Mongabay.co.id

Banjir di Siberut, Daerah Potensial Bencana Masih Sebatas Pemetaan [Bagian 2]

Rumah masyarakat terendam akibat banjir yang terjadi awal mei di Siberut. Foto: Fredianes/Mongabay Indonesia

 

 

Banjir besar melanda Pulau Siberut, Kabupaten Kepulauan Mentawai, Sumatera Barat, Kamis [30/4/2020] hingga Minggu [03/5/2020] lalu. Sebanyak 1.796 rumah terendam hingga 2,5 meter dan ratusan keluarga mengungsi. Puluhan hektar sawah dan kebun rusak, sementara jembatan penghubung desa terendam, menyebabkan ekonomi masyarakat lumpuh.

Berdasarkan data Pusdalops Mentawai, 12 desa di lima kecamatan terdampak langsung bencana ini. Lima kecamatan tersebut adalah Siberut Barat, Siberut Utara, Siberut Tengah, Siberut Selatan, dan Siberut Barat Daya. Pemerintah Kabupaten Kepulauan Mentawai pun menetapkan status tanggap darurat bencana selama 10 hari.

Baca sebelumnya: Banjir di Siberut, Kajian Karakteristik Daerah Aliran Sungai Harus Dilakukan [Bagian 1]

 

Rumah masyarakat terendam akibat banjir yang terjadi awal mei di Siberut. Foto: Fredianes

 

Pulau Siberut dan seluruh Mentawai sudah dilakukan pemetaan potensi daerah rawan banjir. Dalam RTRW sudah diatur, bagaimana sistem jaringan sumber daya air, berupa daerah aliran sungai [DAS].
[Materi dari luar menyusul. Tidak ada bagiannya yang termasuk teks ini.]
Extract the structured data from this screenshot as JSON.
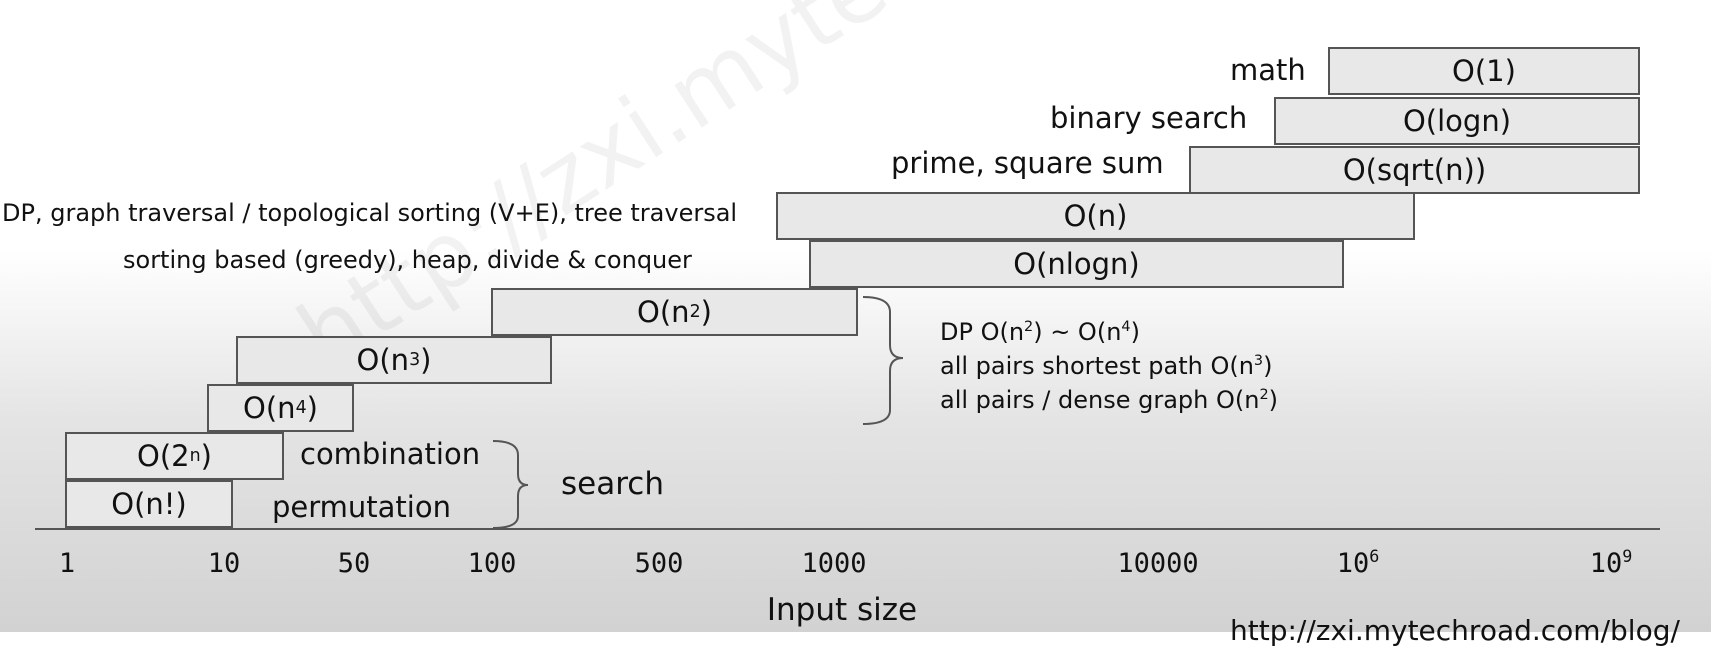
{
  "watermark": "http://zxi.mytechroad.com/blog",
  "boxes": {
    "o1": "O(1)",
    "ologn": "O(logn)",
    "osqrtn": "O(sqrt(n))",
    "on": "O(n)",
    "onlogn": "O(nlogn)",
    "on2": {
      "base": "O(n",
      "exp": "2",
      "close": ")"
    },
    "on3": {
      "base": "O(n",
      "exp": "3",
      "close": ")"
    },
    "on4": {
      "base": "O(n",
      "exp": "4",
      "close": ")"
    },
    "o2n": {
      "base": "O(2",
      "exp": "n",
      "close": ")"
    },
    "onfact": "O(n!)"
  },
  "labels": {
    "math": "math",
    "binary_search": "binary search",
    "prime": "prime, square sum",
    "dp_graph": "DP, graph traversal / topological sorting (V+E), tree traversal",
    "sorting": "sorting based (greedy), heap, divide & conquer",
    "combination": "combination",
    "permutation": "permutation",
    "search": "search"
  },
  "notes": {
    "dp": {
      "a": "DP O(n",
      "e1": "2",
      "b": ") ~ O(n",
      "e2": "4",
      "c": ")"
    },
    "apsp": {
      "a": "all pairs shortest path O(n",
      "e1": "3",
      "c": ")"
    },
    "dense": {
      "a": "all pairs / dense graph O(n",
      "e1": "2",
      "c": ")"
    }
  },
  "axis": {
    "title": "Input size",
    "ticks": [
      "1",
      "10",
      "50",
      "100",
      "500",
      "1000",
      "10000"
    ],
    "tick_pow6": {
      "base": "10",
      "exp": "6"
    },
    "tick_pow9": {
      "base": "10",
      "exp": "9"
    }
  },
  "footer_url": "http://zxi.mytechroad.com/blog/"
}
“Suatu kawasan harus memberikan perlindungan terhadap kawasan di bawahnya, misal daerah resapan dan tangkapan air sehingga menjadi kawasan yang harus dilindungi,” jelas Kepala Badan Perencanaan Pembangunan Daerah Mentawai, Naslindo Sirait.
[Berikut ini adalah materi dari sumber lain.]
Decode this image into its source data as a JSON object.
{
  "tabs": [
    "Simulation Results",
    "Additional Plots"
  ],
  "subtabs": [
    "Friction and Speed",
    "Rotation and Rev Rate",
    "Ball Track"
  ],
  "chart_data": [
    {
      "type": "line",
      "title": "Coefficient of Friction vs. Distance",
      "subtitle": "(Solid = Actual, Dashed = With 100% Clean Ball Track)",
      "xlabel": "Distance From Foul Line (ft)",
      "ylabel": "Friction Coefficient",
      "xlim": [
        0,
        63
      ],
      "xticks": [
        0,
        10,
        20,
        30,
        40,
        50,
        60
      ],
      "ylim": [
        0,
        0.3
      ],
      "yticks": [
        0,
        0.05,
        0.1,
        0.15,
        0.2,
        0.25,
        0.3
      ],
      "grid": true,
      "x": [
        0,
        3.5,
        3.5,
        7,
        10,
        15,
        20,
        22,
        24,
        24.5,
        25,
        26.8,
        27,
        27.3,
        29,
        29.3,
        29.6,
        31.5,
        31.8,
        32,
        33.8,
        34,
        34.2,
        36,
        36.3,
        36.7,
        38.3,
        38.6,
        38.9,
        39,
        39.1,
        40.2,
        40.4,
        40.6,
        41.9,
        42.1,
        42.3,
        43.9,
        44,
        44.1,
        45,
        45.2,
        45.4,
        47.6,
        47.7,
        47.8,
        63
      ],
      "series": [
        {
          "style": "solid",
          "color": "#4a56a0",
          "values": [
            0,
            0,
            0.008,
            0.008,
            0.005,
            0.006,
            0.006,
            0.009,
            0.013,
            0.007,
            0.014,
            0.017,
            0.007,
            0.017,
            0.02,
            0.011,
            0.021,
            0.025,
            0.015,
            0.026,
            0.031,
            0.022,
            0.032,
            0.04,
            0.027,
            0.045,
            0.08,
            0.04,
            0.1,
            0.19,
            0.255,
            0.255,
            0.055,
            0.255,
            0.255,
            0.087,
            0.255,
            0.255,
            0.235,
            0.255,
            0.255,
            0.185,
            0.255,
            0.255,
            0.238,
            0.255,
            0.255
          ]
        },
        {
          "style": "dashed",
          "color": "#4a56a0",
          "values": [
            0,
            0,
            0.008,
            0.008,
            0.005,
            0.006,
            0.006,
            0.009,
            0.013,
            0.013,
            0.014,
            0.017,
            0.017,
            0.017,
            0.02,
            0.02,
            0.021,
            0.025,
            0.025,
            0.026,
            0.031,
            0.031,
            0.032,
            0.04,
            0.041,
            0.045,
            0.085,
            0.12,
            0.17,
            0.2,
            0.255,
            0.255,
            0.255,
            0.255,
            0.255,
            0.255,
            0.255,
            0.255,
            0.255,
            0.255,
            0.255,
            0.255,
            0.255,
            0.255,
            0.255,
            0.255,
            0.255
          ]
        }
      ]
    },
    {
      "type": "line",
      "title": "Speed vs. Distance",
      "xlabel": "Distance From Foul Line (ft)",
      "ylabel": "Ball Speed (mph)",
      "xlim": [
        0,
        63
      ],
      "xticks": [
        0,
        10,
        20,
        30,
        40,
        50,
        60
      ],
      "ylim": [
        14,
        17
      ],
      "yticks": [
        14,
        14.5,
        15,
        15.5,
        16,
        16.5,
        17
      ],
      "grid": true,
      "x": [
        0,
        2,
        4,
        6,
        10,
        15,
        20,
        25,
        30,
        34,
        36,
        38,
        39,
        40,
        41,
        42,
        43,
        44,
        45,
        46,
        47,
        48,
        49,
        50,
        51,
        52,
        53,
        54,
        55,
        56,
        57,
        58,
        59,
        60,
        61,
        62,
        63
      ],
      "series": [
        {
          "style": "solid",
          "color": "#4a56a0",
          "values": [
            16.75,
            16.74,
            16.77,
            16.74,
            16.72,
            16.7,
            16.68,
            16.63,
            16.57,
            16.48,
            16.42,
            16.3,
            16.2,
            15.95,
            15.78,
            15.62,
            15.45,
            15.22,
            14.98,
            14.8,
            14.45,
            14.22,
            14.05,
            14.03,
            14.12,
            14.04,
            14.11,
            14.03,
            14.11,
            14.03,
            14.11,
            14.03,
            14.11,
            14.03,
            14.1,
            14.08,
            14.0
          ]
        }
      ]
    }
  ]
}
“Potensi banjir dan kawasan resapan air diatur dalam struktur ruang. Persoalannya sekarang, bagaimana mewujudkan itu,” lanjutnya.

Program pengamanan DAS dan resapan air tidak hanya kewenangan pemerintah daerah, tetapi pemerintah pusat. “Namun demikian, kami bisa berkoordinasi juga dengan pemerintah provinsi dan pemerintah pusat, katakanlah untuk program normalisasi yang sudah kami buat perencanaannya,” sebutnya.

Naslindo menambahkan, struktur aliran sungai berpotensi menyebabkan sedimen, baik alami maupun tidak, seperti penebangan kayu. Jika hujan dengan intensitas tinggi, sedimen berpotensi menyebabkan banjir di sekitar.

Program seperti normalisasi memang diperlukan. Reboisasi [penanaman kembali] juga dilakukan di hulu dan sepadan sungai.

“Pola sungai di Mentawai itu berbelok hingga 180 derajat. Pengamanan dan pengendalian daerah aliran sungai, termasuk HPH yang ada di sana, harus dilakukan. Semua pihak harus bekerja sama,” tuturnya.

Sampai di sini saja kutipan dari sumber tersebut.